In her first sewn fable, Tenendo per mano il sole (1984–2004) (she often re-worked pieces), a bright orange half sun is sewn onto a coarsely cut, raw beige fabric, the sunrays a tangle of yellow and orange wool. The title, rendered in threads of black cursive, runs obliquely to the left. The story illustrates that once we accept our darkest recesses we can embrace life and see that, in Lai’s own words, ‘despite storms, every flower has the shape of the sun’. The numerous sewn books on show are some of the most captivating pieces here, yet, perversely we aren’t allowed to touch them, despite the fact that Lai made them to be perused slowly, as one would in a library.

Lai’s monumental ‘Geographies’ take over a whole gallery and transport you to a parallel universe. These imaginative maps of the universe offer a glimpse of Lai’s personal cosmogony – the thread like an astral traveller and the fabric its universe. These works are opulent: in Il sole scucito (The Sun Shed, 1986), for example, an unravelling sun is depicted in golden thread against ruffled black velvet. 
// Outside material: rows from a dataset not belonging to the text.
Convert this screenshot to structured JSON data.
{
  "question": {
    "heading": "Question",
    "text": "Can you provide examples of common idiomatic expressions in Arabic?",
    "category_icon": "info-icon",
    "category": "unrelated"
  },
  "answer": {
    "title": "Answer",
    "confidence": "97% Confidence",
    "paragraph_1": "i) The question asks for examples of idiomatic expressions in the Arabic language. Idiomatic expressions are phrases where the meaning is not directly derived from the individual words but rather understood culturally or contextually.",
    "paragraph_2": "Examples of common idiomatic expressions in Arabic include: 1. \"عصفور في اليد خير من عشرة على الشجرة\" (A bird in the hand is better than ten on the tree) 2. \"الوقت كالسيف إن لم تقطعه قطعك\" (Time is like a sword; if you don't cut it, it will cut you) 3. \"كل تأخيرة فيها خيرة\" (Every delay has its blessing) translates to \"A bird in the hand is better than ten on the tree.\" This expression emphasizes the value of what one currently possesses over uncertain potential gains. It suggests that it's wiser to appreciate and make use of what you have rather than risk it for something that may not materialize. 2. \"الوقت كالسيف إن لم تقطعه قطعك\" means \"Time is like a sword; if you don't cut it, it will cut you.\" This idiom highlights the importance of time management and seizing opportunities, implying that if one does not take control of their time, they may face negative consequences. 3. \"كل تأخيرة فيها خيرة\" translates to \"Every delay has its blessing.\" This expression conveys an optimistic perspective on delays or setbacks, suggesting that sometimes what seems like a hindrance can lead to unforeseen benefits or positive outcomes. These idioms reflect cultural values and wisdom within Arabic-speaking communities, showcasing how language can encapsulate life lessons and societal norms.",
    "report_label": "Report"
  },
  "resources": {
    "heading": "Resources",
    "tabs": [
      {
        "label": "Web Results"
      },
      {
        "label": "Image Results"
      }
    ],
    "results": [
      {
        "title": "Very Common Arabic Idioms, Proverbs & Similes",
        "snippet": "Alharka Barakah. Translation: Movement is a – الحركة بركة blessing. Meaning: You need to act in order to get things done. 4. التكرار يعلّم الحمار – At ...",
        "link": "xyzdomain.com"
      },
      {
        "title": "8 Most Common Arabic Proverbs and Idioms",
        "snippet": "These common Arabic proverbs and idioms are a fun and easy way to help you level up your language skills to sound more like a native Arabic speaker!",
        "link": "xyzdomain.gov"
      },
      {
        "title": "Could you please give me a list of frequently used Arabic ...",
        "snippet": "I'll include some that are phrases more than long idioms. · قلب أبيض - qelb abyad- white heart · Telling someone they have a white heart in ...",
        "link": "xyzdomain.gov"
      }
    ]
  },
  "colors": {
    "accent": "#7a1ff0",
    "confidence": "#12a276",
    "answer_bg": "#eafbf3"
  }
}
Maria Lai, Tenendo per mano il sole, installation view, 2019. Courtesy: Fondazione MAXXI; photograph: © Musacchio, Ianniello and Pasqualini 

Lai – who died in 2013 – believed that art should astonish, offering up clues, even a lifeline, to help us navigate our lives. Nowhere is this more evident than in her seminal performance piece Legarsi Alla Montagna (Bind to the Mountain, 1981). The first instance of relational art in Italy, the work brought together all the inhabitants of her hometown, Ulassai. Lai was originally commissioned to create a war memorial, which she refused, famously stating: ‘If you want to make history, you shouldn’t do what everyone else has done, you should do something new.’ She proposed tying each house in Ulassai to its neighbour with a blue ribbon, which would ultimately be tied to the mountain towering above. Her proposal stemmed from the local legend of a girl who escaped a landslide by leaving her shelter from a storm in order to chase a blue ribbon carried by the wind. This spontaneous action which ultimately saved her life, was, to Lai, an apt metaphor for art. Perhaps the most interesting aspect of the performance is its lengthy gestation, which in many ways reflected the duality explored in Lai’s art: many neighbours felt animosity towards each other and didn’t want to participate. Finally, the villagers came up with a code: where there was bad blood between neighbours, the ribbon would be straight; a knot where relations were peaceful; a bow represented friendship; and a traditional festive loaf of bread was tied in instances of love. The performance is documented by Piero Berengo Gardin’s gorgeous black and white photographs – a young woman beams at us as she ties the ribbon, a rock climber is just about visible at the top of the mountain as the ribbon cascades down the towering stone mountain – and a Super 8 video by Tonino Casula. Lai said: ‘a poem, made up of words, can be a monument, so why can’t the same by done with a ribbon?’ Its legacy endures and astonishes to this day. 

Tendendo per mano il sole (Taking the Sun by the Hand) is at MAXXI, Rome, Italy, until 12 January 2020

Main image: Maria Lai, Tenendo per mano il sole, installation view, 2019. Courtesy: Fondazione MAXXI; photograph: © Musacchio, Ianniello and Pasqualini 

Ana Vukadin is a writer, translator and editor who lives in Jesi, Italy.